My three years at university were, most probably, the best three years of my life. I've met some of the most fantastic people I ever though possible and learnt so much in regards to my own writing that what I wrote four years ago is nothing to what I write now.
Now, I'm my worst critic. I always try on being the best of my abilities in everything that I do... But I'm not pompous. It's a quality that I think makes a lot of people very vulgar and ugly. So, let's hope that I don't sound too much of a hypocrite here...
I attained a grade 2:1 at university. And regrettably, I was disppointed. My final portfolios were the best I'd been able to muster. The weekend the final Media and Writing assignments were in, I probably had a total of approx. seven hours sleep over three days. I was in the computer block on campus every day for two weeks, becoming part of the furniture myself. My lack of sleep left me horribly forgetting my friends and 'upgrading' them with doing final pieces of work on my portfolio. I was bleary-eyed for ten days, pale-skinned from lack of seeing the sun outside and therefore, didn't want to see those portfolios back for the rest of my life...

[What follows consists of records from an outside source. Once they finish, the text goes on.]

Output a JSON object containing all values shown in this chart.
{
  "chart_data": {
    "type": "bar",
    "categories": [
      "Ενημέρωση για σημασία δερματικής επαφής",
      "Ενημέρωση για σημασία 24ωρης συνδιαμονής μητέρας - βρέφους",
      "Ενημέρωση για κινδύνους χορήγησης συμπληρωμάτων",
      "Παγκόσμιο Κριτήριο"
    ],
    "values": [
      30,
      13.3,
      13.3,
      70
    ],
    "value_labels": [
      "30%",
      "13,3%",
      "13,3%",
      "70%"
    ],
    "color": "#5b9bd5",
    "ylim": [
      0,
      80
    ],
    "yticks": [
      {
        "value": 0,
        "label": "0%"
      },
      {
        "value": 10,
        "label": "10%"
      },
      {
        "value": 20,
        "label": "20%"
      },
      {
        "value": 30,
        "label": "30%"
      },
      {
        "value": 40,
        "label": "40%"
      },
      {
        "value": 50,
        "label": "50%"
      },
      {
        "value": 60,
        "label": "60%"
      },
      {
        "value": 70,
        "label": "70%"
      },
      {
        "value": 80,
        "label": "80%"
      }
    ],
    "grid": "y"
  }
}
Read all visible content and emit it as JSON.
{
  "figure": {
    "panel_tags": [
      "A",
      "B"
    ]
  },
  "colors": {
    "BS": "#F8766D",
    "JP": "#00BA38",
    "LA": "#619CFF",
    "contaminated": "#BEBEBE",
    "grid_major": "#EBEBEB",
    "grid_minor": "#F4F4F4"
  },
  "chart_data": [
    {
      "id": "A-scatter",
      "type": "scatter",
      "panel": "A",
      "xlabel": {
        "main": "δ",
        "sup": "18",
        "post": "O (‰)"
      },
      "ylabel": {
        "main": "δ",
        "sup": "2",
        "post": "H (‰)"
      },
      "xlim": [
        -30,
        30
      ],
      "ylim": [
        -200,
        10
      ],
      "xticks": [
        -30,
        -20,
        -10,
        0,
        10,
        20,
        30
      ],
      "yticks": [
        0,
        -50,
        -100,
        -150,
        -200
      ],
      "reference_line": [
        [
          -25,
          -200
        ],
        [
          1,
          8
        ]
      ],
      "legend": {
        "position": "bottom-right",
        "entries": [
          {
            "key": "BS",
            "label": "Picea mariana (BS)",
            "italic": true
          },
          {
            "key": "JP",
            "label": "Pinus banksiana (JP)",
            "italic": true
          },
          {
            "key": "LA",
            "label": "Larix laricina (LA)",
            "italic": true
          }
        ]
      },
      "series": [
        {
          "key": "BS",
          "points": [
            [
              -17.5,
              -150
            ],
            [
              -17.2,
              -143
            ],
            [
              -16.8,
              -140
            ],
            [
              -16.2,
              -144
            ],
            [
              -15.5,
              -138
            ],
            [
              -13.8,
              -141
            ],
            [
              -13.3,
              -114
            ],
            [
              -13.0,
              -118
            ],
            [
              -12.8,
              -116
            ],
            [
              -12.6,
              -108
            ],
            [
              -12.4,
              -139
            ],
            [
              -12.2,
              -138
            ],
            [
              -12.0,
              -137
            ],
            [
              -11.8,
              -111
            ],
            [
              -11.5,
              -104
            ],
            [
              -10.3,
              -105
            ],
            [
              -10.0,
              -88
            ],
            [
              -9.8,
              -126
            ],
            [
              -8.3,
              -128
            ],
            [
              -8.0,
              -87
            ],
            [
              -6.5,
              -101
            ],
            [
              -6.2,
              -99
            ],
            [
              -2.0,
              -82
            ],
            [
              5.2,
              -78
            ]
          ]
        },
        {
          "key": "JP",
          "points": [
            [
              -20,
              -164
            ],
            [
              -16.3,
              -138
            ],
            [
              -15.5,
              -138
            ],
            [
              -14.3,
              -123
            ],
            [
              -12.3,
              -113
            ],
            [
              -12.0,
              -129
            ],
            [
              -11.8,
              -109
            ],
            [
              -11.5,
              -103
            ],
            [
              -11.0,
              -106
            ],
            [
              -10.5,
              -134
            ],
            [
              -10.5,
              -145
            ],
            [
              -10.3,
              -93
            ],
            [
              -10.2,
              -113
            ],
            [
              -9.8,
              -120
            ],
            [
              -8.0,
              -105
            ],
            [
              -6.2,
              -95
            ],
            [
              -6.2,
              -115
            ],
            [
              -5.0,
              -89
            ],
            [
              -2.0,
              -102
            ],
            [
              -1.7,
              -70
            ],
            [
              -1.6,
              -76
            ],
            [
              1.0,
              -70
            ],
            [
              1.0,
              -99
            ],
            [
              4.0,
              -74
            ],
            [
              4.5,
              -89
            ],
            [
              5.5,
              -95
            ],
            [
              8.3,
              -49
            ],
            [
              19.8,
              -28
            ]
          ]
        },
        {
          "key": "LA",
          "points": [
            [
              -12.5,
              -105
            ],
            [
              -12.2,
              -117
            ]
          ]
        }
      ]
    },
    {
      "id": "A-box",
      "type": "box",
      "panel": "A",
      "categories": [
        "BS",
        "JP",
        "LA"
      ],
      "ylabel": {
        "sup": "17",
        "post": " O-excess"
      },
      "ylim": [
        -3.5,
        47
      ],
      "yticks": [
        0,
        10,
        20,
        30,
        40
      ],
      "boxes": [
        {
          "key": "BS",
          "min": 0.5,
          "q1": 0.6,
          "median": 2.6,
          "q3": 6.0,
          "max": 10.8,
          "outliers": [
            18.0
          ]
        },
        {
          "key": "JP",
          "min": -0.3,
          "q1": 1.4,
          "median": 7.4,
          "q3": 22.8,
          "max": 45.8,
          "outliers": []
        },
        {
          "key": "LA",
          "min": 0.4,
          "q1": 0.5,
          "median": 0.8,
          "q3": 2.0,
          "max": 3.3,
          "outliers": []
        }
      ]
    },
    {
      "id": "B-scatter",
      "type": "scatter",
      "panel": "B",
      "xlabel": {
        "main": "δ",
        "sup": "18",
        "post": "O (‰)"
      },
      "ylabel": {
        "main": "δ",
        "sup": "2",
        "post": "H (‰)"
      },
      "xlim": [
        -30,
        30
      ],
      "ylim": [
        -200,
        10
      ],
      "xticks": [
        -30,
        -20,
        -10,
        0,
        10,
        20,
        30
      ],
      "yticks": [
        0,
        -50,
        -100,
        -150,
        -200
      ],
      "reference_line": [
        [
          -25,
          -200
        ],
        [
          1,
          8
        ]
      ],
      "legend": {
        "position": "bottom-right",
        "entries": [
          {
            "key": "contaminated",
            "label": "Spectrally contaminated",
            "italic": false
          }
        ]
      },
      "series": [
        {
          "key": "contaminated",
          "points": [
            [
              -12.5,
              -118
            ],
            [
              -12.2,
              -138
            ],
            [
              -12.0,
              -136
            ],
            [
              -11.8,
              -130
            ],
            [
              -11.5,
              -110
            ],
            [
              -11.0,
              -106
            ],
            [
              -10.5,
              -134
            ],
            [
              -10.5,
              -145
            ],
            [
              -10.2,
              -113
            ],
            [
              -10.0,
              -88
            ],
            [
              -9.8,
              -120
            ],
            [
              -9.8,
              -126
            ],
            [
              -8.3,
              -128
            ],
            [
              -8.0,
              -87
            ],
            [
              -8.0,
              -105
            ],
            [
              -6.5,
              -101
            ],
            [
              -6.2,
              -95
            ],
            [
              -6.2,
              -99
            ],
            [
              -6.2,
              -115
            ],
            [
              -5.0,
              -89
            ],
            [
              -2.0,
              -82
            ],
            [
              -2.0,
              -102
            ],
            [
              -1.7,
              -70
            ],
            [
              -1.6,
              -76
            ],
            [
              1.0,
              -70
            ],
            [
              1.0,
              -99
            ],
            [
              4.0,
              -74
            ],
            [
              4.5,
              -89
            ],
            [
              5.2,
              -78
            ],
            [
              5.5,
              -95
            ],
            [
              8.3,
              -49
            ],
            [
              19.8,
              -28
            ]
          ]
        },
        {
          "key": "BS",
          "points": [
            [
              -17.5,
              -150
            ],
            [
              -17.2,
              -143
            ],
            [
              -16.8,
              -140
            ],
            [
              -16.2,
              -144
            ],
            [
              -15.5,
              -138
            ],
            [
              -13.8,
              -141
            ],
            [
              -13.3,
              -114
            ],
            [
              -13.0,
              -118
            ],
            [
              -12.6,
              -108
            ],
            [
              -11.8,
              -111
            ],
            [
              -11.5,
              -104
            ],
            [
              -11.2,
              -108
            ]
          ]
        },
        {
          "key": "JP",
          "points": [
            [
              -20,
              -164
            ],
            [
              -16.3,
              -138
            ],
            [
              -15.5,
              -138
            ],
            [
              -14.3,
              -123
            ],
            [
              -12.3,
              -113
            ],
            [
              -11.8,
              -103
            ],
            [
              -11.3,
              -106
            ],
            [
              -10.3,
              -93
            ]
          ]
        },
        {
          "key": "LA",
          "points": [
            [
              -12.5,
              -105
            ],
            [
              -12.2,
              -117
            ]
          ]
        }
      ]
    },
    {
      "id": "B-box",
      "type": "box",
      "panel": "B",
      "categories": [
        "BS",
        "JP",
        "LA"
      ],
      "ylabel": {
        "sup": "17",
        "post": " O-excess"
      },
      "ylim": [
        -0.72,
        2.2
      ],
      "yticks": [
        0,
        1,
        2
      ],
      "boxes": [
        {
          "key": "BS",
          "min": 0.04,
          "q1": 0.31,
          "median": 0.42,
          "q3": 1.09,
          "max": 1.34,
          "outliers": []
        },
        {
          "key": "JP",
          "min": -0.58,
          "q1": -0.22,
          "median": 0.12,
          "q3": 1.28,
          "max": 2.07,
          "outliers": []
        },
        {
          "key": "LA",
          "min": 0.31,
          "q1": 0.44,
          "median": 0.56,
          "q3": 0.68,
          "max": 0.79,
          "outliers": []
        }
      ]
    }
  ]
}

My 2:1 grade was greeted with half-hearted smiles at the bus stop where my mum had brought it down to me, she was eager to see what I'd got. On being phoned up by other course friends, I wasn't very talkative on my grade, which led to lies on both halves of being 'too boggled and modest' to brag about it.
But at the time (and for a good few weeks after), I believed that I had been cheated. I should have got a 1st. I should have got top of the class. All my life I've been in second place, I was getting myself into debt for this chance to come out with a 1st!
As you can tell, it all got a little dramatic. I was sick of telling people that it was only a 2:1 that I'd got, it should have been a 1st...
But months passed.
On Monday, I headed back down to uni to meet with an old tutor and recieve back those two dreaded portfolios that I'd handed in on my last EVER day of uni. And, after hot chocolate and coffee, I'd sneakily hid in the campus library and spent an hour leafing through the portfolios.
It was only then that I'd understood and appreciated the measures of which I'd gone to achieve that 2:1. And I accepted it.
Looking through the folders, I was soooooo proud of what I'd done, how much work I'd put in. I could feel the weight of it on my shoulders as I walked with a friend to his for dinner, a long-overdue catch-up. And I was soooo grateful that I was, and still am, that hard-working.
That 2:1 deserved a much better greeting on opening that envelope what seemed like years ago. I'd put my all into it but it was just meant to be.
I'm now very inspired and proud of what I've achieved in those three years at university and ecstatic that I have a few very excellent folders for editors and agents to read upon their request.